A new California Association of Realtors report found housing affordability improved in 2026, yet only 11% of Latino households could afford a median-priced home. The gap matters deeply in Los Angeles and across California, where Latinos make up a major share of future first-time buyers.
Amid a homebuying slump, a report from the California Association of Realtors found that housing affordability improved in 2025. Still, Latino households remained among the least able to buy homes in California.
The index, which began tracking annually in 2019, shows that only 11% of Hispanic or Latino households could afford a median-priced home. That rate matched Black households but lagged far behind Asian households (29%) and White households (23%).
The findings come even as California home prices posted their steepest decline since 2023 and statewide median incomes rose by $10,000, highlighting how affordability gains have not translated into equal access to homeownership for Latino buyers.
CAR economist Oscar Wei said the affordability index is based on home prices, interest rates and household income. Despite a 10% increase in affordability for Latino buyers compared to 2024, the gap with other groups persists.

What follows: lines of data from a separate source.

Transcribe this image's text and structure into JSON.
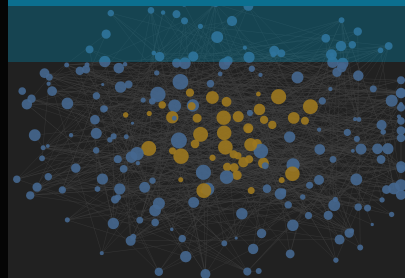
{
  "window": {
    "title": ""
  },
  "graph": {
    "node_color_primary": "#d9a62b",
    "node_color_secondary": "#5f8fc7",
    "edge_color": "#5a5a5a",
    "canvas_bg": "#2f2f2f",
    "overlay_color": "#0b6f8f"
  },
  "legend": {
    "items": []
  },
  "search": {
    "placeholder": ""
  }
}
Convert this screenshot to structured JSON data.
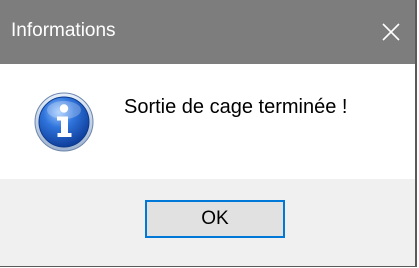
{
  "window": {
    "title": "Informations",
    "close_icon": "close-icon"
  },
  "dialog": {
    "icon": "info-icon",
    "message": "Sortie de cage terminée !"
  },
  "buttons": {
    "ok_label": "OK"
  },
  "colors": {
    "titlebar": "#7d7d7d",
    "focus_border": "#0078d7",
    "icon_blue": "#1f5fc4"
  }
}
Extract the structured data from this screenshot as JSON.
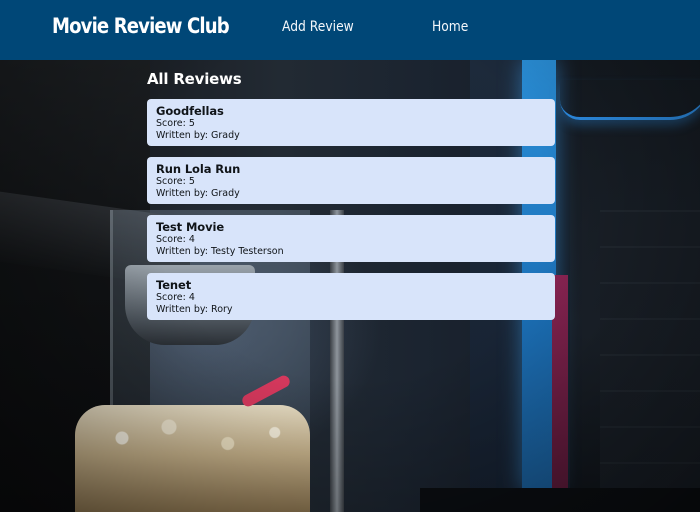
{
  "header": {
    "brand": "Movie Review Club",
    "nav": [
      {
        "label": "Add Review"
      },
      {
        "label": "Home"
      }
    ],
    "background_color": "#004777"
  },
  "main": {
    "title": "All Reviews",
    "reviews": [
      {
        "title": "Goodfellas",
        "score": "Score: 5",
        "author": "Written by: Grady"
      },
      {
        "title": "Run Lola Run",
        "score": "Score: 5",
        "author": "Written by: Grady"
      },
      {
        "title": "Test Movie",
        "score": "Score: 4",
        "author": "Written by: Testy Testerson"
      },
      {
        "title": "Tenet",
        "score": "Score: 4",
        "author": "Written by: Rory"
      }
    ],
    "card_color": "#d8e4fa"
  }
}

According to CAR, those disparities are driven by wage inequities and ongoing barriers to credit access. Data from the Public Policy Institute of California show that many of the state’s lowest-income households are Latino and Black, with disproportionate impacts on women, young adults under 25, and people without college degrees.

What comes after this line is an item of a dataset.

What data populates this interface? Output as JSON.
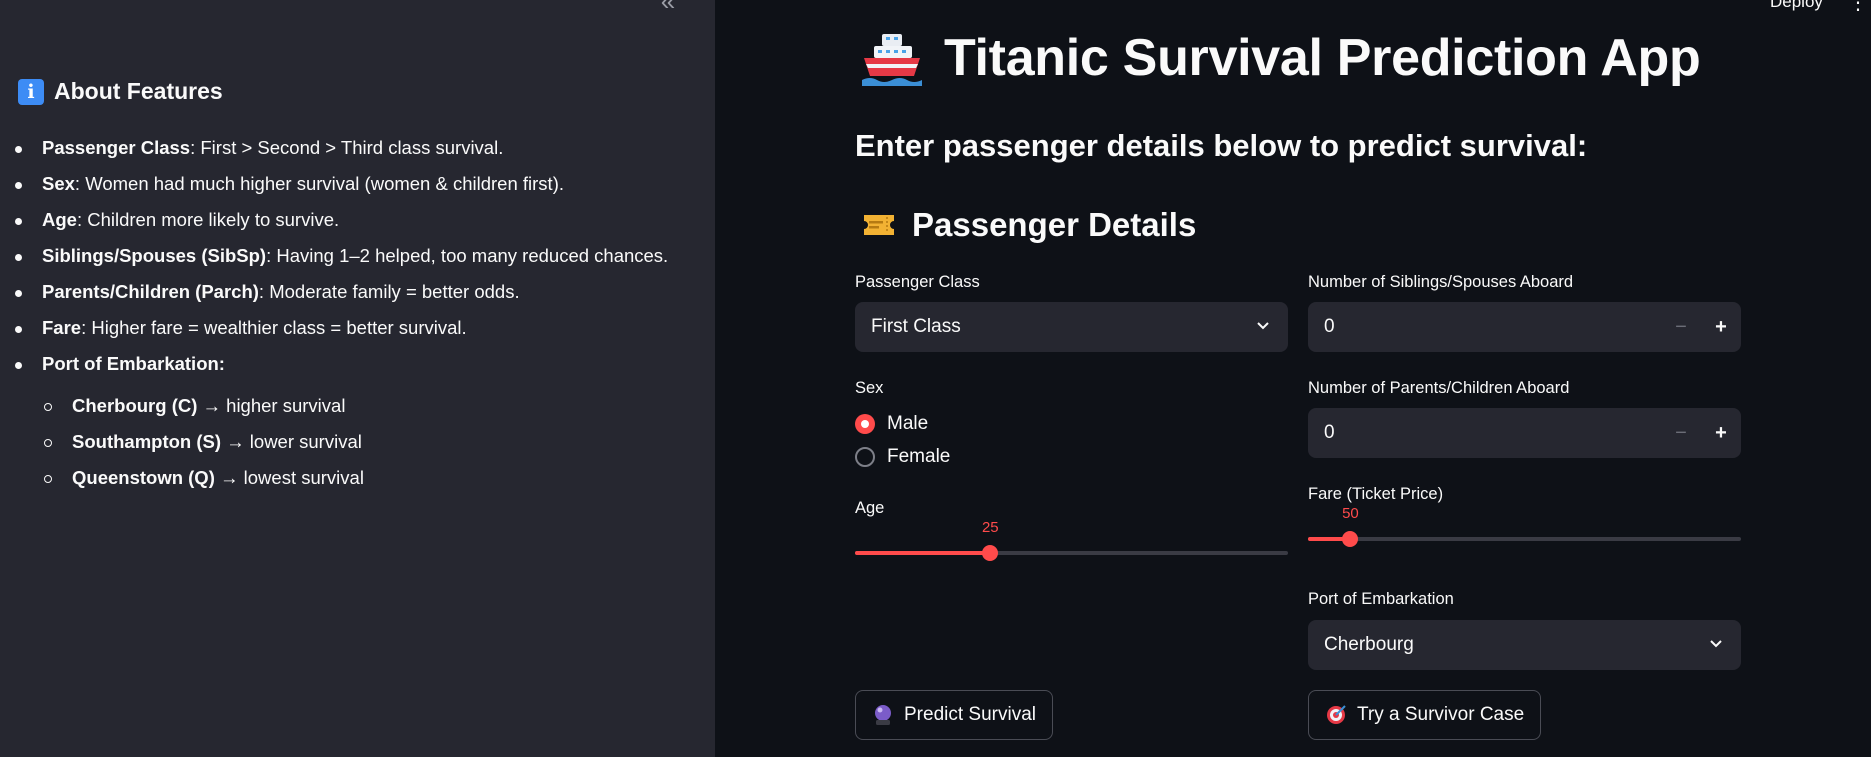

Wei said lower interest rates could provide some relief but warned that a chronic shortage of housing continues to limit supply to opportunities for buyers, including Latinos trying to enter the market.
He pointed to the California Middle-Class Homeownership and Family Home Construction Act of 2026, a $25 billion ballot initiative backed by CAR that aims to build 190,000 new homes and expand access to ownership.
“It would help middle-income households be able to obtain a loan or down payment and that should allow them to actually get into a home,” Wei said.
Still, broader economic forces could complicate the outlook. Global inflation tied to the Iran war and oil supply disruptions has slowed expected interest rate cuts, which could delay further improvements in affordability.
“There is hope on the horizon,” Wei said. “If interest rates start actually coming down in the second half of the year, we will likely see a little more supply.”